Mahmoud Abbas is alive. The 82-year-old man remains president of the Palestinian National Authority. But at a luncheon discussion in Washington, D.C., on Tuesday, his new biographers and everyone else present spoke of him in the past tense. The role he played in the Middle East, both in the attempts and failures to find a peaceful solution to the Israeli-Palestinian conflicts, has come to an end.
Hosted by the Foundation for Defense of Democracies, the discussion centered around the publication of The Last Palestinian: The Rise and Reign of Mahmoud Abbas, by Grant Rumley, a research fellow at the Foundation for Defense of Democracies, and Amir Tibon, chief Washington correspondent for the Israeli newspaper Haaretz.
The new book uses interviews with people in the West Bank, Israel, and Washington to form the first unofficial biography of Abbas. Tibon pointed out the players in the region have no plans of any of substance that promises an advance in Israeli-Palestinian relations. While negotiation is good in general, he did note that negotiations in recent years had not achieved much of anything.

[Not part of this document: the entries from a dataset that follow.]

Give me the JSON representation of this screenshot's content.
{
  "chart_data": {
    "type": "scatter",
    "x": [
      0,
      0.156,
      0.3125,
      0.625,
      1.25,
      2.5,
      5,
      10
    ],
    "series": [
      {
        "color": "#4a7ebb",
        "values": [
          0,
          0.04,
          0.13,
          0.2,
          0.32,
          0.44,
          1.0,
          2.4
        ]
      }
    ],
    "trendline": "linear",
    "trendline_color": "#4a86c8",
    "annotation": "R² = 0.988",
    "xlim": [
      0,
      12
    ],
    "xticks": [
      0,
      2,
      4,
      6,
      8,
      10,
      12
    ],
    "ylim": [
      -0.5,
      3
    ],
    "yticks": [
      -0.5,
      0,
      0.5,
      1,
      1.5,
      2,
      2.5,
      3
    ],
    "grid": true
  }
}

Rumley said the Trump administration does not speak about the Israeli-Palestinian situation as much as past ones have. Across the region, he said, "good will is expiring."

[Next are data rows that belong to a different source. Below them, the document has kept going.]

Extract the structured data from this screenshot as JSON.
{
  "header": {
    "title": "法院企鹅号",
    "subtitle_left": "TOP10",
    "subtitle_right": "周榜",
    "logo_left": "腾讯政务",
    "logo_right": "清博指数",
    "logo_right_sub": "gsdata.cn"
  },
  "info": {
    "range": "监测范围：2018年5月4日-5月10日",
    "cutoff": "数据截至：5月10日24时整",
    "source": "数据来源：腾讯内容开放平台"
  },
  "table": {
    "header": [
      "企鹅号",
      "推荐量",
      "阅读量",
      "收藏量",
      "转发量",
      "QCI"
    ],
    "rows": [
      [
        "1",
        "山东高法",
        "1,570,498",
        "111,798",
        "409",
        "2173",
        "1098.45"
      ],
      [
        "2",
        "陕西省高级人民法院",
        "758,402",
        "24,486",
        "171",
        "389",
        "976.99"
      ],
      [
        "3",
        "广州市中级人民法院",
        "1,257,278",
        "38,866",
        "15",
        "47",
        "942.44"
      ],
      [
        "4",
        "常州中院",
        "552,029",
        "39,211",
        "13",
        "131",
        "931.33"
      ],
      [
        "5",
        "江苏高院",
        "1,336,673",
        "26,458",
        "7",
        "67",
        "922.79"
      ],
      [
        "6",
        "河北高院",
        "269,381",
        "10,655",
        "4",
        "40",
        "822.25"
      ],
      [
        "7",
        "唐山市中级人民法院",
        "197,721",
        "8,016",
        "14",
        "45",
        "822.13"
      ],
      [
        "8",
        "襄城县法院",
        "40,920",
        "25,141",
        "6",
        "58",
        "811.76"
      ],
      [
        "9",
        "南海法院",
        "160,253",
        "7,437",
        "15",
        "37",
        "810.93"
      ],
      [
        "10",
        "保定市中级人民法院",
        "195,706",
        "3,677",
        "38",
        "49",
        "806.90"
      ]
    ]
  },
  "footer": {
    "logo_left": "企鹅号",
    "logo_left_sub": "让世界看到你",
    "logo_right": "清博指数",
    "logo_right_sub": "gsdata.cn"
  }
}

In their book, Tibon and Grant argue that Abbas is the last Palestinian with a modern narrative and the last of the old school of Palestinians. He was also, they suggest, the best chance to get a peace deal. Except, of course, for the fact that he never made a peace deal during his tenure as Palestinian president. As Aaron David Miller, a vice president at the Woodrow Wilson Center, put it, "Abbas is the best partner Israel will never have."
Miller also noted that The Last Palestinian is essentially a tale of the past and, in his estimation, the book represents only 30 percent of what is going on at the present day. Both of the book’s authors mentioned their plan to write their program for a two-state solution next. Tibon noted that much reporting has been done on internal Israeli politics but not much on the internal workings of Palestinian politics, and so they decided to write history through the biography of a single person—Mahmoud Abbas.
The book was written to give a long view of Abbas, to tell the story of a leader who could not quite find a way through the historical moment in which he found himself. In the end, Abbas could not deal and deliver, and he walked away from peace offers from Israel and the United States in 2008 and 2014.